Cennetül Mualla Neresidir?

Cennetül Mualla neresidir? Cennetül Mualla'nın İslam tarihindeki önemi nedir? Osmanlı devrinde Cennetül Mualla'da nasıl yapılar inşa edilmiştir? Cennetül Mualla hakkında kısaca bilgiler...

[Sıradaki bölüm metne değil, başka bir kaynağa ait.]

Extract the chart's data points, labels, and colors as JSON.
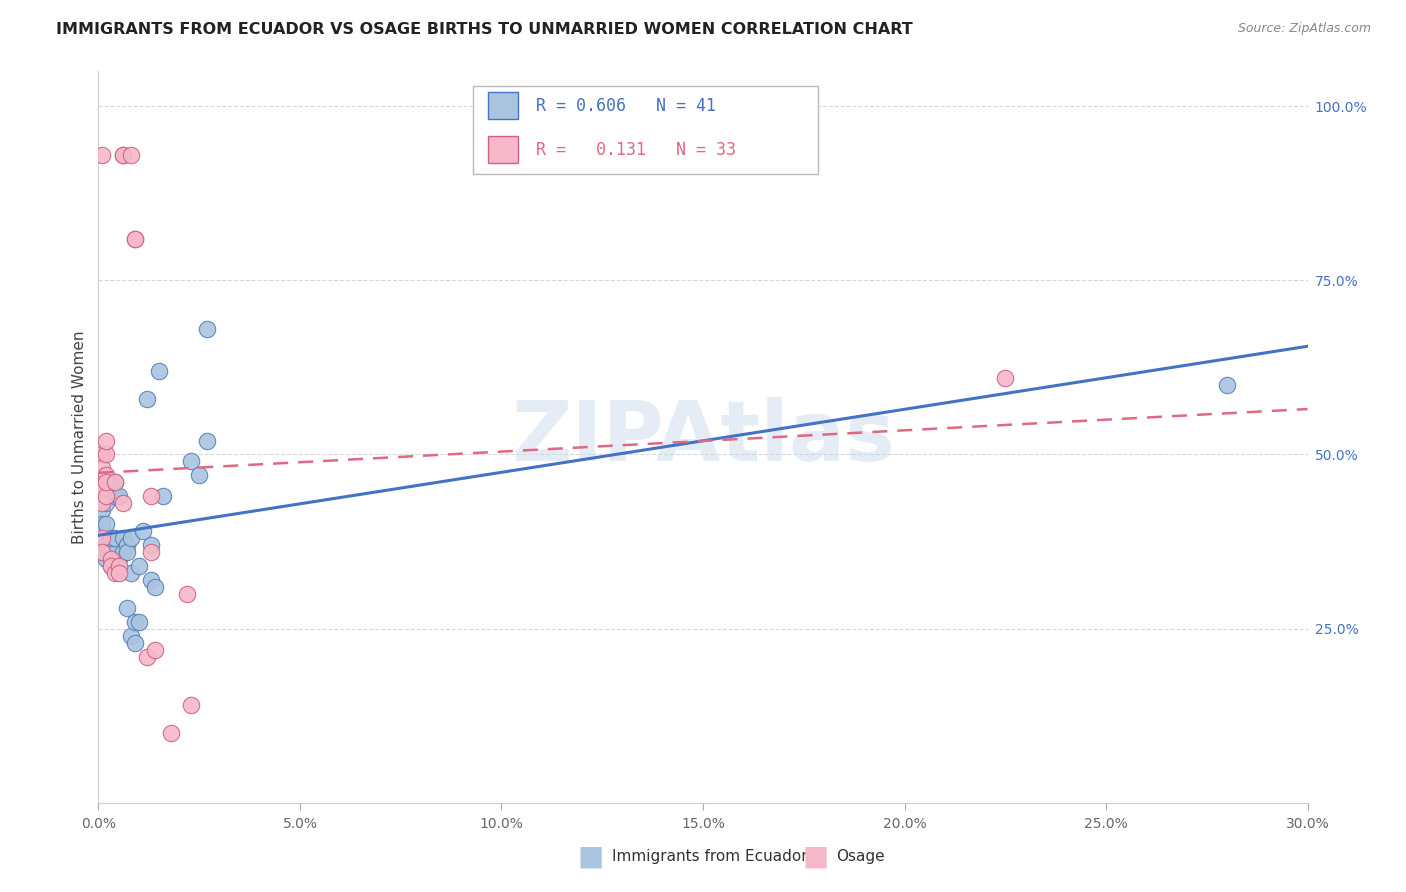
{
  "title": "IMMIGRANTS FROM ECUADOR VS OSAGE BIRTHS TO UNMARRIED WOMEN CORRELATION CHART",
  "source": "Source: ZipAtlas.com",
  "ylabel": "Births to Unmarried Women",
  "legend_blue_R": "0.606",
  "legend_blue_N": "41",
  "legend_pink_R": "0.131",
  "legend_pink_N": "33",
  "legend_blue_label": "Immigrants from Ecuador",
  "legend_pink_label": "Osage",
  "blue_scatter": [
    [
      0.001,
      0.38
    ],
    [
      0.001,
      0.36
    ],
    [
      0.001,
      0.42
    ],
    [
      0.001,
      0.4
    ],
    [
      0.002,
      0.37
    ],
    [
      0.002,
      0.35
    ],
    [
      0.002,
      0.4
    ],
    [
      0.002,
      0.43
    ],
    [
      0.003,
      0.36
    ],
    [
      0.003,
      0.38
    ],
    [
      0.003,
      0.34
    ],
    [
      0.003,
      0.46
    ],
    [
      0.004,
      0.44
    ],
    [
      0.004,
      0.38
    ],
    [
      0.004,
      0.46
    ],
    [
      0.005,
      0.35
    ],
    [
      0.005,
      0.44
    ],
    [
      0.006,
      0.36
    ],
    [
      0.006,
      0.38
    ],
    [
      0.007,
      0.28
    ],
    [
      0.007,
      0.37
    ],
    [
      0.007,
      0.36
    ],
    [
      0.008,
      0.38
    ],
    [
      0.008,
      0.33
    ],
    [
      0.008,
      0.24
    ],
    [
      0.009,
      0.26
    ],
    [
      0.009,
      0.23
    ],
    [
      0.01,
      0.34
    ],
    [
      0.01,
      0.26
    ],
    [
      0.011,
      0.39
    ],
    [
      0.012,
      0.58
    ],
    [
      0.013,
      0.37
    ],
    [
      0.013,
      0.32
    ],
    [
      0.014,
      0.31
    ],
    [
      0.015,
      0.62
    ],
    [
      0.016,
      0.44
    ],
    [
      0.023,
      0.49
    ],
    [
      0.025,
      0.47
    ],
    [
      0.027,
      0.52
    ],
    [
      0.027,
      0.68
    ],
    [
      0.28,
      0.6
    ]
  ],
  "pink_scatter": [
    [
      0.001,
      0.45
    ],
    [
      0.001,
      0.47
    ],
    [
      0.001,
      0.5
    ],
    [
      0.001,
      0.43
    ],
    [
      0.001,
      0.48
    ],
    [
      0.001,
      0.93
    ],
    [
      0.001,
      0.38
    ],
    [
      0.001,
      0.36
    ],
    [
      0.002,
      0.5
    ],
    [
      0.002,
      0.52
    ],
    [
      0.002,
      0.47
    ],
    [
      0.002,
      0.44
    ],
    [
      0.002,
      0.46
    ],
    [
      0.003,
      0.35
    ],
    [
      0.003,
      0.34
    ],
    [
      0.004,
      0.33
    ],
    [
      0.004,
      0.46
    ],
    [
      0.005,
      0.34
    ],
    [
      0.005,
      0.33
    ],
    [
      0.006,
      0.43
    ],
    [
      0.006,
      0.93
    ],
    [
      0.006,
      0.93
    ],
    [
      0.008,
      0.93
    ],
    [
      0.009,
      0.81
    ],
    [
      0.009,
      0.81
    ],
    [
      0.012,
      0.21
    ],
    [
      0.013,
      0.44
    ],
    [
      0.013,
      0.36
    ],
    [
      0.014,
      0.22
    ],
    [
      0.018,
      0.1
    ],
    [
      0.022,
      0.3
    ],
    [
      0.023,
      0.14
    ],
    [
      0.225,
      0.61
    ]
  ],
  "blue_scatter_color": "#aac4e0",
  "blue_edge_color": "#5580b8",
  "pink_scatter_color": "#f5b8c8",
  "pink_edge_color": "#d06080",
  "blue_line_color": "#4472c4",
  "pink_line_color": "#e06880",
  "watermark": "ZIPAtlas",
  "xlim": [
    0.0,
    0.3
  ],
  "ylim": [
    0.0,
    1.05
  ],
  "yticks": [
    0.25,
    0.5,
    0.75,
    1.0
  ],
  "ytick_labels": [
    "25.0%",
    "50.0%",
    "75.0%",
    "100.0%"
  ],
  "xticks": [
    0.0,
    0.05,
    0.1,
    0.15,
    0.2,
    0.25,
    0.3
  ],
  "xtick_labels": [
    "0.0%",
    "5.0%",
    "10.0%",
    "15.0%",
    "20.0%",
    "25.0%",
    "30.0%"
  ],
  "background_color": "#ffffff",
  "grid_color": "#d8d8d8"
}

Câhiliye döneminden bugüne kadar Mekke mezarlığı olan ve Harem-i Şerifin yaklaşık 2 km. kuzeyinde Mescid-i Cin yakınında bulunan bu yer, İslâm öncesinde ve ilk devir İslâm tarihlerinde Hacûn diye geçmektedir. Mekke'nin yukarı kesiminde bulunan bu yer zamanla Ma’lât adıyla anılmaya başlanmış; mezarlık da Makberetü’l-ma'lât adıyla meşhur olmuştur. Muhtemelen Ma'lât kelimesinin bazan sonundaki "tâ" harfinin düşülerek yazılması sebebiyle Türkçe kaynaklarda Muallâ imlasıyla kaydedilmiş ve Resûl-i Ekrem -sallâllâhu aleyhi ve sellem-’in Mekke kabristanını göstererek, "Bu kabristan ne güzeldir!" demesi (Müsned, I, 367; Fâkihî, IV, 50), Hz. Hatice -radıyallâhu anhâ-’nın burada medfun bulunması, ayrıca Medine'deki Bakı' Mezarlığı'nın Türkler arasında "CennetüT-Baki”’ olarak anılmasından dolayı Mekke’deki bu mezarlığa da "Cennetü’l-Muallâ” denilmiş olmalıdır.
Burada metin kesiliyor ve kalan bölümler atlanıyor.